Department of Molecular Medicine and Biopharmaceutical Sciences, Graduate School of Convergence Science and Technology and College of Medicine or College of Pharmacy, Seoul National University, Seoul, 03080, South Korea.
Department of Systems Immunology, Division of Biomedical Convergence, College of Biomedical Science, Kangwon National University, Gangwon, 24341, South Korea.
Sci Rep. 2019 Sep 20;9(1):13653. doi: 10.1038/s41598-019-49665-1.
Mass spectrometry-based spectral count has been a common choice of label-free proteome quantification due to the simplicity for the sample preparation and data generation. The discriminatory nature of spectral count in the MS data-dependent acquisition, however, inherently introduces the spectral count variation for low-abundance proteins in multiplicative LC-MS/MS analysis, which hampers sensitive proteome quantification. As many low-abundance proteins play important roles in cellular processes, deducing low-abundance proteins in a quantitatively reliable manner greatly expands the depth of biological insights. Here, we implemented the Moment Adjusted Imputation error model in the spectral count refinement as a post PLGEM-STN for improving sensitivity for quantitation of low-abundance proteins by reducing spectral count variability. The statistical framework, automated spectral count refinement by integrating the two statistical tools, was tested with LC-MS/MS datasets of MDA-MB468 breast cancer cells grown under normal and glucose deprivation conditions. We identified about 30% more quantifiable proteins that were found to be low-abundance proteins, which were initially filtered out by the PLGEM-STN analysis. This newly developed statistical framework provides a reliable abundance measurement of low-abundance proteins in the spectral count-based label-free proteome quantification and enabled us to detect low-abundance proteins that could be functionally important in cellular processes.

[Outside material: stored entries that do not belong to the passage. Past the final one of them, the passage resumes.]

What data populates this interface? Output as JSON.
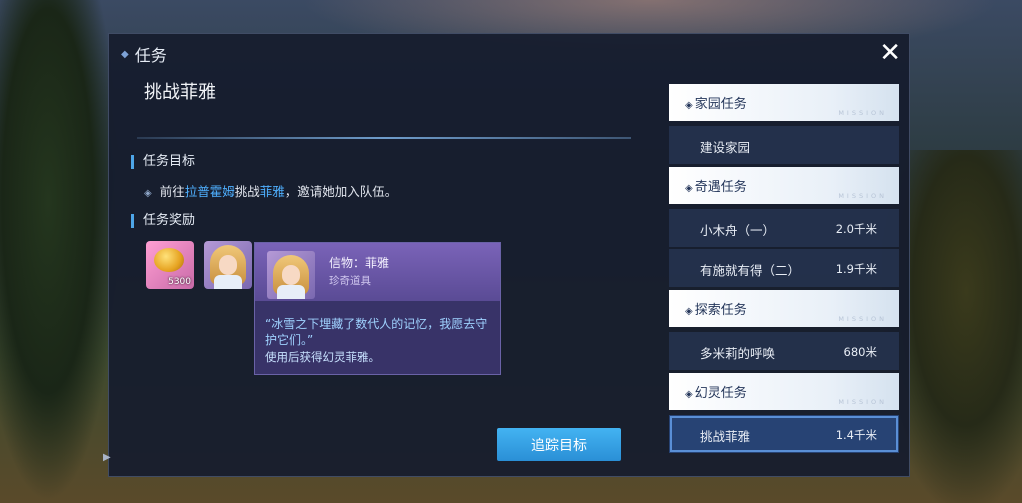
{
  "window": {
    "title": "任务",
    "close_label": "✕"
  },
  "quest": {
    "title": "挑战菲雅",
    "objective_header": "任务目标",
    "objective_parts": [
      "前往",
      "拉普霍姆",
      "挑战",
      "菲雅",
      "，邀请她加入队伍。"
    ],
    "reward_header": "任务奖励",
    "rewards": [
      {
        "icon": "gold-coins-icon",
        "quantity": "5300"
      },
      {
        "icon": "fiya-portrait-icon"
      }
    ],
    "track_button": "追踪目标"
  },
  "tooltip": {
    "name": "信物：菲雅",
    "type": "珍奇道具",
    "quote": "“冰雪之下埋藏了数代人的记忆，我愿去守护它们。”",
    "description": "使用后获得幻灵菲雅。"
  },
  "quest_list": {
    "watermark": "MISSION",
    "categories": [
      {
        "label": "家园任务",
        "items": [
          {
            "name": "建设家园",
            "distance": ""
          }
        ]
      },
      {
        "label": "奇遇任务",
        "items": [
          {
            "name": "小木舟（一）",
            "distance": "2.0千米"
          },
          {
            "name": "有施就有得（二）",
            "distance": "1.9千米"
          }
        ]
      },
      {
        "label": "探索任务",
        "items": [
          {
            "name": "多米莉的呼唤",
            "distance": "680米"
          }
        ]
      },
      {
        "label": "幻灵任务",
        "items": [
          {
            "name": "挑战菲雅",
            "distance": "1.4千米",
            "selected": true
          }
        ]
      }
    ]
  },
  "colors": {
    "accent": "#4ea6e8",
    "highlight_text": "#4fb0ff",
    "button": "#2f9be0",
    "tooltip_bg": "#3a346a"
  }
}
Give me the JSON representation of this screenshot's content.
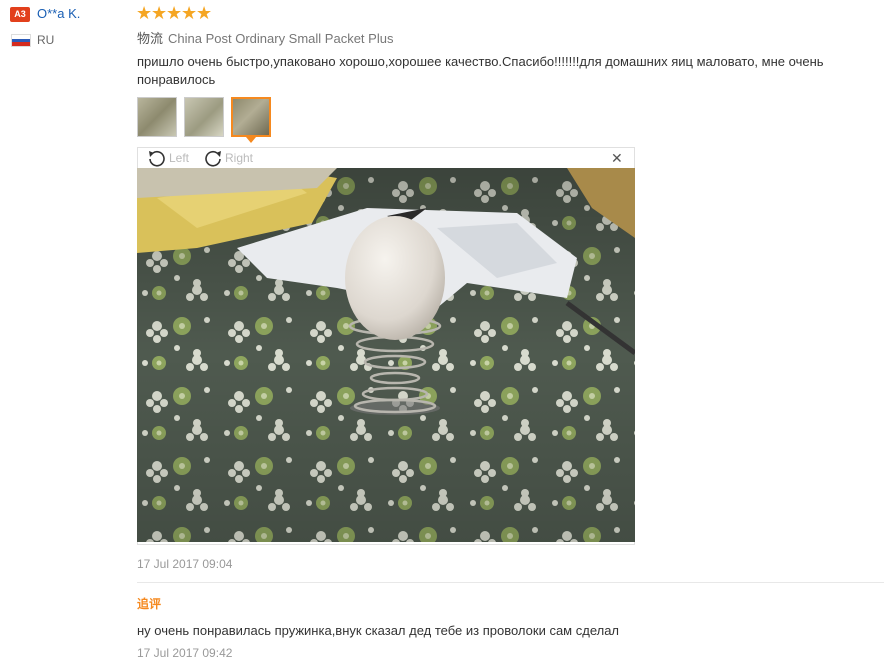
{
  "reviewer": {
    "level": "A3",
    "name": "O**a K.",
    "country": "RU",
    "flag_colors": [
      "#ffffff",
      "#2c5bb8",
      "#d52b1e"
    ]
  },
  "rating": {
    "stars": 5,
    "star_glyph": "★"
  },
  "logistics": {
    "label": "物流",
    "value": "China Post Ordinary Small Packet Plus"
  },
  "review": {
    "text": "пришло очень быстро,упаковано хорошо,хорошее качество.Спасибо!!!!!!!для домашних яиц маловато, мне очень понравилось",
    "date": "17 Jul 2017 09:04"
  },
  "photo_viewer": {
    "rotate_left_label": "Left",
    "rotate_right_label": "Right",
    "close_glyph": "✕",
    "selected_thumbnail": 3,
    "thumbnail_count": 3
  },
  "followup": {
    "label": "追评",
    "text": "ну очень понравилась пружинка,внук сказал дед тебе из проволоки сам сделал",
    "date": "17 Jul 2017 09:42"
  },
  "colors": {
    "accent": "#f5891f",
    "star": "#f5a623",
    "link": "#1a5fb4",
    "badge": "#e2401c"
  }
}
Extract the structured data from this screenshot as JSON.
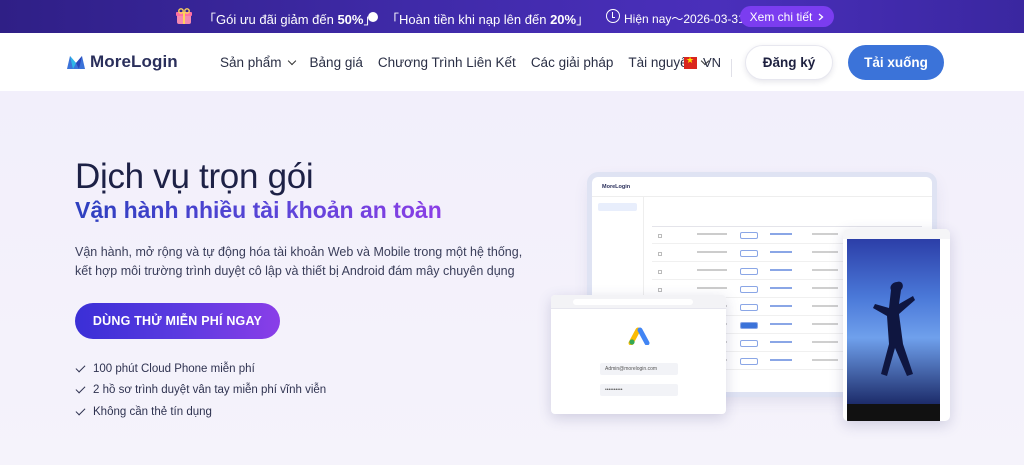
{
  "promo": {
    "text1_prefix": "「Gói ưu đãi giảm đến ",
    "text1_bold": "50%",
    "text1_suffix": "」",
    "text2_prefix": "「Hoàn tiền khi nạp lên đến ",
    "text2_bold": "20%",
    "text2_suffix": "」",
    "date_text": "Hiện nay～2026-03-31",
    "detail_label": "Xem chi tiết",
    "detail_icon": "chevron-right-icon"
  },
  "header": {
    "logo_text": "MoreLogin",
    "nav": [
      {
        "label": "Sản phẩm",
        "has_dropdown": true
      },
      {
        "label": "Bảng giá",
        "has_dropdown": false
      },
      {
        "label": "Chương Trình Liên Kết",
        "has_dropdown": false
      },
      {
        "label": "Các giải pháp",
        "has_dropdown": false
      },
      {
        "label": "Tài nguyên",
        "has_dropdown": true
      }
    ],
    "language": "VN",
    "register_label": "Đăng ký",
    "download_label": "Tải xuống"
  },
  "hero": {
    "title": "Dịch vụ trọn gói",
    "subtitle": "Vận hành nhiều tài khoản an toàn",
    "description_line1": "Vận hành, mở rộng và tự động hóa tài khoản Web và Mobile trong một hệ thống,",
    "description_line2": "kết hợp môi trường trình duyệt cô lập và thiết bị Android đám mây chuyên dụng",
    "cta_label": "DÙNG THỬ MIỄN PHÍ NGAY",
    "features": [
      "100 phút Cloud Phone miễn phí",
      "2 hồ sơ trình duyệt vân tay miễn phí vĩnh viễn",
      "Không cần thẻ tín dụng"
    ]
  },
  "mockup": {
    "app_name": "MoreLogin",
    "login_email": "Admin@morelogin.com",
    "login_password": "••••••••••"
  },
  "colors": {
    "promo_bg": "#3f2aa8",
    "accent_purple": "#7b3df0",
    "download_blue": "#3b73d9",
    "title_dark": "#1d2146"
  }
}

基于质谱的谱计数一直是一种常用的无标记蛋白质组定量选择,因为其样品制备和数据生成简单。然而,在 MS 数据依赖采集中,谱计数的区分性质固有地引入了 LC-MS/MS 分析中低丰度蛋白质的谱计数变化,这阻碍了敏感的蛋白质组定量。由于许多低丰度蛋白质在细胞过程中起着重要作用,以定量可靠的方式推断低丰度蛋白质极大地扩展了生物学见解的深度。在这里,我们在谱计数精修中实现了矩调整插补误差模型作为 PLGEM-STN 的后处理,通过减少谱计数变异性来提高低丰度蛋白质定量的灵敏度。该统计框架通过整合两种统计工具来自动进行谱计数精修,在正常和葡萄糖剥夺条件下生长的 MDA-MB468 乳腺癌细胞的 LC-MS/MS 数据集上进行了测试。我们鉴定出了约 30%的可定量蛋白质,这些蛋白质最初被 PLGEM-STN 分析过滤掉了。这个新开发的统计框架为基于谱计数的无标记蛋白质组定量中的低丰度蛋白质提供了可靠的丰度测量,并使我们能够检测到在细胞过程中可能具有功能重要性的低丰度蛋白质。